The report calls on countries to take urgent action to train workers in the skills needed for the transition to a greener economy

Transitioning to a greener economy could create 14m jobs in Asia and the Pacific, a new report has found, with gains in fields including manufacturing and sustainable agriculture.

The job boost could be effective by 2030 if the right policies to promote a greener economy are put in place, according to 'World Employment and Social Outlook 2018: Greening with Jobs' published by the International Labour Organization (ILO).

According to the study, the share of employment that relies on so-called "ecosystem services" varies widely across regions, with Africa and Asia and the Pacific having the highest share, at 58% and 49%, respectively. Most of the jobs are in agriculture (80%), but the textile and apparel industry is also affected – representing around 9% – in areas such as fibre production, water purification, and textile waste management, recycling and landfill.

"The findings of our report underline that jobs rely heavily on a healthy environment and the services that it provides," says ILO deputy director-general Deborah Greenfield. "The green economy can enable millions more people to overcome poverty, and deliver improved livelihoods for this and future generations. This is a very positive message of opportunity in a world of complex choices."

Results from the report show that most sectors of the global economy will benefit from net job creation, with 6m potential jobs to be created by transitioning towards a 'circular economy', which includes activities like recycling, repair, rent and re-manufacture – replacing the traditional economic model of "extracting, making, using and disposing."

The global net job creation as countries make the transition to green economies would amount to 24m jobs: 14m in Asia and the Pacific, 3m in the Americas, and 2m in Europe.

Report authors are calling on countries to take urgent action to train workers in the skills needed for the transition to a greener economy.

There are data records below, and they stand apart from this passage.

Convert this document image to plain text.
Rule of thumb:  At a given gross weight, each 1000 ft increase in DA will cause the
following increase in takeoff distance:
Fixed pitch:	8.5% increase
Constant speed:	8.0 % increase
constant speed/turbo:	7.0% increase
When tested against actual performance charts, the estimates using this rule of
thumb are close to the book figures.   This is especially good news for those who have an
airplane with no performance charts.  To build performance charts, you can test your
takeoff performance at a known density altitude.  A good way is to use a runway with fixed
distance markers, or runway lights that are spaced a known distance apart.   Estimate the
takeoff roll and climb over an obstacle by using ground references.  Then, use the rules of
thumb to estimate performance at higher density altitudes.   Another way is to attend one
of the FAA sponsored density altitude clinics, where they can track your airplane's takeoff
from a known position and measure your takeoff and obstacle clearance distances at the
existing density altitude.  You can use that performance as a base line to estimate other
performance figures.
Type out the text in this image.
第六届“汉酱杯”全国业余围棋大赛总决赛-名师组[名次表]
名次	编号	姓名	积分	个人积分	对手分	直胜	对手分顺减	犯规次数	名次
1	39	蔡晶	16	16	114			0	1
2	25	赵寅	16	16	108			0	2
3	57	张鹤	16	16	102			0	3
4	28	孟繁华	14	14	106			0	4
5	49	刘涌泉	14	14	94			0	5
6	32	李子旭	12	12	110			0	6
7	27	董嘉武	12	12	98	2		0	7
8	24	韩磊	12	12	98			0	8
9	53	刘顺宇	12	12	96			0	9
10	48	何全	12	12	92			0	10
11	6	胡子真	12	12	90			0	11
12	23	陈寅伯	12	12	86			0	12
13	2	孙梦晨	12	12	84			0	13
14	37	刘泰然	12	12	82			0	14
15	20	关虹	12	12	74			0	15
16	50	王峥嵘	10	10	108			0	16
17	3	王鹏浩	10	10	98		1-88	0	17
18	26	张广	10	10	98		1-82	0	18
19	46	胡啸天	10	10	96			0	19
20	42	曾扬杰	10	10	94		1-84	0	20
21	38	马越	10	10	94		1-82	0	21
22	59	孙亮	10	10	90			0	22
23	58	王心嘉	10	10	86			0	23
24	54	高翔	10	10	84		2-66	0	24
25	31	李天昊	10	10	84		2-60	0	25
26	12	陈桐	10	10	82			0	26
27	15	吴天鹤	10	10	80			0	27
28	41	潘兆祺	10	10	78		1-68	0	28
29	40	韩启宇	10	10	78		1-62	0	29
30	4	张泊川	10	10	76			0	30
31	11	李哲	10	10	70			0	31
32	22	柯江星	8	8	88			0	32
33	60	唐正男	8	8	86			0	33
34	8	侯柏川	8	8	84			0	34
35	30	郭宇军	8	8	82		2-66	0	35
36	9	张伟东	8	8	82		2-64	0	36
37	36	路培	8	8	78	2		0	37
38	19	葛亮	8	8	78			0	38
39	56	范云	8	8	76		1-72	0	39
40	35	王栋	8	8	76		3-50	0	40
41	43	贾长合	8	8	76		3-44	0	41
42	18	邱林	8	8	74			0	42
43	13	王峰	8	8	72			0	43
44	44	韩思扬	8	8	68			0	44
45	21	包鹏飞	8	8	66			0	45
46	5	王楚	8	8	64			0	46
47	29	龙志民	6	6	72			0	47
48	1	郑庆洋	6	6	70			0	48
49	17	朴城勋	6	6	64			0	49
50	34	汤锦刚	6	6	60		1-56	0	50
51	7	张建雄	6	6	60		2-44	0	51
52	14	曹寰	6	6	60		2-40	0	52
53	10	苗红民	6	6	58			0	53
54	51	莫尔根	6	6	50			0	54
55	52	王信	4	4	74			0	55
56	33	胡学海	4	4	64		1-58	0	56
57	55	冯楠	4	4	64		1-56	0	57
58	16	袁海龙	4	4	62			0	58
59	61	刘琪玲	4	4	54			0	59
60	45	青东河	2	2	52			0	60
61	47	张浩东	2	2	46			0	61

"Policy changes in these regions could offset the anticipated job losses or their negative impact," says Catherine Saget, lead author. "Low- and some middle- income countries still need support to develop data collection, and adopt and finance strategies towards a just transition to an environmentally sustainable economy and society that includes everyone from all groups of society."

In the majority of countries analysed for the report, skills for green transition are not yet part of the Technical and Vocation Education and Training (TVET) curriculum. This is often due to the disconnect between TVET systems, environmental policies and national development strategies, as well as between TVET institutions and industry. In many cases training for the green transition is provided by employers, mainly because they are directly exposed to changing skills needs, and partly because of the insufficient development of such training through formal TVET systems.

In South Africa, the National Cleaner Production Centre of South Africa (NCPC-SA) offers a six-month internship programme to strengthen the employability of young engineers by providing them with training and experience in greener production in sectors such as clothing, textiles, footwear and leather.

The report highlights the need for synergies between social protection and environmental policies that support both workers' incomes and the transition to a greener economy. A policy mix comprising cash transfers, stronger social insurance and limits on the use of fossil fuels would lead to faster economic growth, stronger employment creation and a fairer income distribution, as well as lower greenhouse gas emissions, it says.

"Social dialogue which allows employers and workers to participate in the political decision-making process alongside governments plays a key role in reconciling social and economic objectives with environmental concerns," concludes Saget. "There are cases in which such dialogue not only helped to reduce the environmental impact of policies but also avoided a negative impact on employment or working conditions."